TAFP survey shows challenge
of implementing medical home model
While primary care physician organizations at the state and federal levels push the patient-centered medical home model as a solution to the nation’s health care crisis, the members of those organizations may need more information and support before they can transform their practices into medical homes. That is the conclusion drawn from a recent TAFP survey asking members their opinions on the medical home model.
AAFP, TAFP and many other health care reform groups have identified the medical home as a way to extend the efficiencies of primary care to the entire health care delivery system. The argument is gaining momentum among policy makers and large employers, but many rank-and-file physicians question the viability of the model.
“Doctors need more information about the medical home, about exactly what they have to do to make their practices qualify and how such a change will affect their bottom line,” says Kathy McCarthy, TAFP Chief Operating Officer and Director of Member Services.

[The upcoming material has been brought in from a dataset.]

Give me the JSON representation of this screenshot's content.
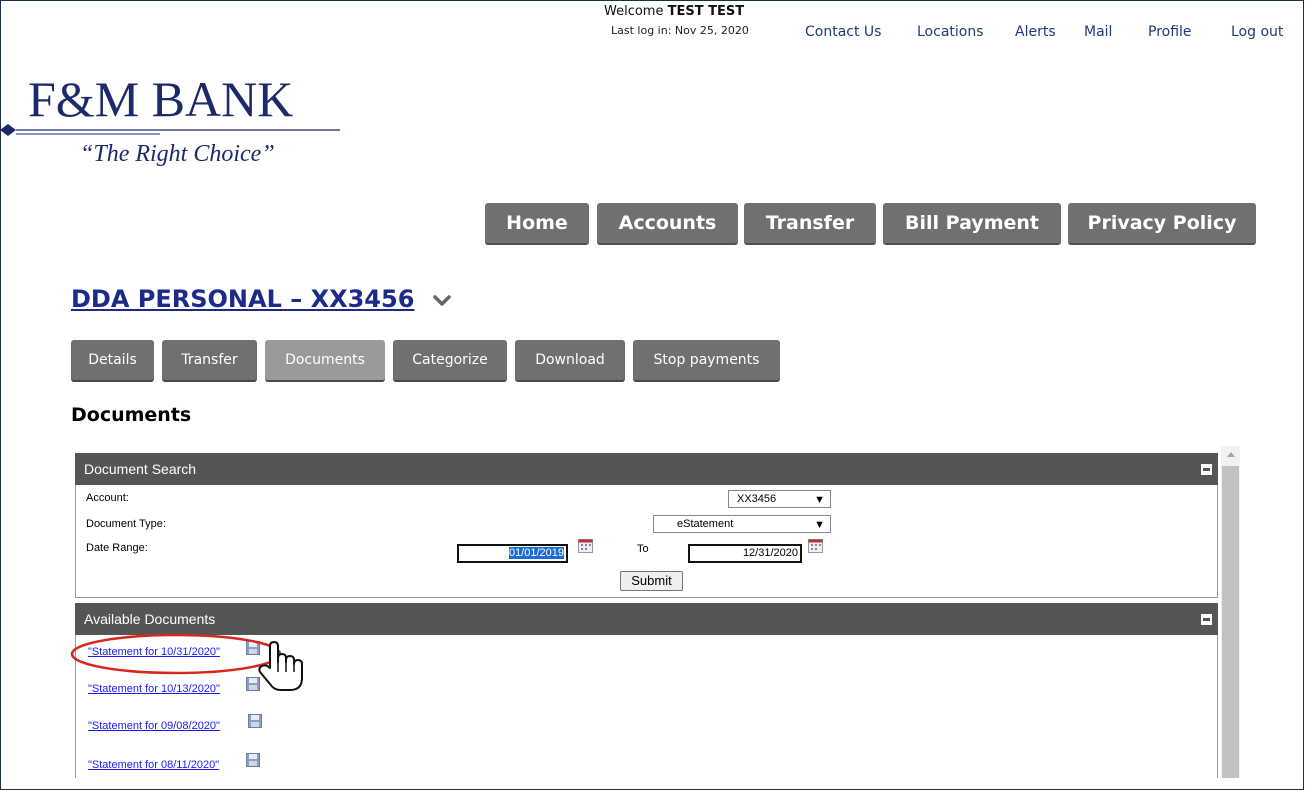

More than half of the survey respondents reported that they are somewhat familiar with AAFP’s patient-centered medical home initiative, with 20 percent indicating they were not familiar and 21 percent reporting they were very familiar. Two-thirds said they were interested in becoming a qualified medical home but 74 percent were not familiar with the National Committee on Quality Assurance medical home certification program, which has emerged as the standard certification for medical home pilot projects across the country.
At the close of its two-year demonstration project, TransforMED, AAFP developed the Medical Home IQ Assessment, an online tool designed to show physicians how their practices stack up against the standard medical home model. In TAFP’s survey, 68 percent of respondents said they were not familiar with the tool.
Respondents overwhelmingly listed financial barriers as the chief obstacle to implementing the medical home model.
“We received a flood of comments in the survey, representing a wide range of opinions about the viability of the medical home,” McCarthy says. “There is a lot of skepticism about whether physicians will be able to afford to make the transformation and whether payers will actually pay for the additional services.”
Tom Banning, TAFP CEO, says, “For the patient-centered medical home to be successful, we have to not only persuade government officials, employers and health insurers, but we have to make sure our members have the information and the tools they need.”